The company’s Solar Powered Internet School Project converts repurposed shipping containers into classroom space for up to 21 students equipped with a 50-inch electronic board and Internet-enabled solar powered notebooks and tablets. The school is powered by a solar panel roof that generates nine hours of electricity a day.
Samsung says the panels use both visible rays and ultraviolet rays to recharge, allowing the facilities to continue to operate regardless of weather conditions.
A central sever, which controls all the learning devices, stores the curriculum up to grade 12 for teachers and students to access and discuss.
“The exclusively solar-powered, mobile and completely independent classroom is geared towards increasing accessibility to education and connectivity across Africa,” said Shin. “It is designed specifically for use in remote areas with limited or no access to electricity.”
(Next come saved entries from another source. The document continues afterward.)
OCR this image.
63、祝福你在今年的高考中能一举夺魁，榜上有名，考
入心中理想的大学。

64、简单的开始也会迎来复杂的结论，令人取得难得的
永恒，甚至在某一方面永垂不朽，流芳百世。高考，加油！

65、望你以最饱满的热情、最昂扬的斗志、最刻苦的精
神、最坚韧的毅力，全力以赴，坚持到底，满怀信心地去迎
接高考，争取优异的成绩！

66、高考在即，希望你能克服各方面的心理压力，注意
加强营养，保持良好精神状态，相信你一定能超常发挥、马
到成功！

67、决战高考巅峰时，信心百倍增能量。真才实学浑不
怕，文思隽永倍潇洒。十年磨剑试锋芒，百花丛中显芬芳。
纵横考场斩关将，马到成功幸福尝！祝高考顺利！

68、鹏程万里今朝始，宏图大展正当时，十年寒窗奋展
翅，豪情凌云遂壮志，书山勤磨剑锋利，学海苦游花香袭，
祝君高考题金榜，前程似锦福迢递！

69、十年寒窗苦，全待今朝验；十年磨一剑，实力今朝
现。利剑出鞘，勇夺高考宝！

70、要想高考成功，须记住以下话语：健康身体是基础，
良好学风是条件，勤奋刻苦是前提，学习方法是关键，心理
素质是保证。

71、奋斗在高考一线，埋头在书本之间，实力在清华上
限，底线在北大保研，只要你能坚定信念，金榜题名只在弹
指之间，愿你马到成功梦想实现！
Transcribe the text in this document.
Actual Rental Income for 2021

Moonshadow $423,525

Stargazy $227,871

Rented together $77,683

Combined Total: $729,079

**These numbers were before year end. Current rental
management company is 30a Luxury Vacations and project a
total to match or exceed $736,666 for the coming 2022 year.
As of 2013, the project has provided education to up to 30,000 students.
Using the same concept, Samsung is providing healthcare services to people with truck-mounted Solar Powered Health Centers staffed by medical personnel.
The centers are “built for use in remote rural areas,” says Shin, “and are intended to eliminate the economic and geographic barriers that prevent people across Africa from obtaining quality medical treatment.”
The mobile units are “on target to treat to more than one million patients in rural and underserved areas in Africa,” he said.
Samsung, local NGOs and governments will collaborate to equip the health centers with ultrasound and xenodiagnosis.
Some of these centers are part of what the company’s recently launched Nanum Villages or Digital Village.
The Nanum Village is a high-tech neighborhood in remote areas of developing countries that provides access to electricity, healthcare and education.
Each village comes with solar-powered facilities that include a health center, a tele-medical center that provides medical services via telecommunications, a solar-power generator, an administration center and an Internet school.
Samsung plans to build a total of 16 Solar Powered Internet Schools in Africa by 2015 – a project that earned it the March 2012 African Energy Prize.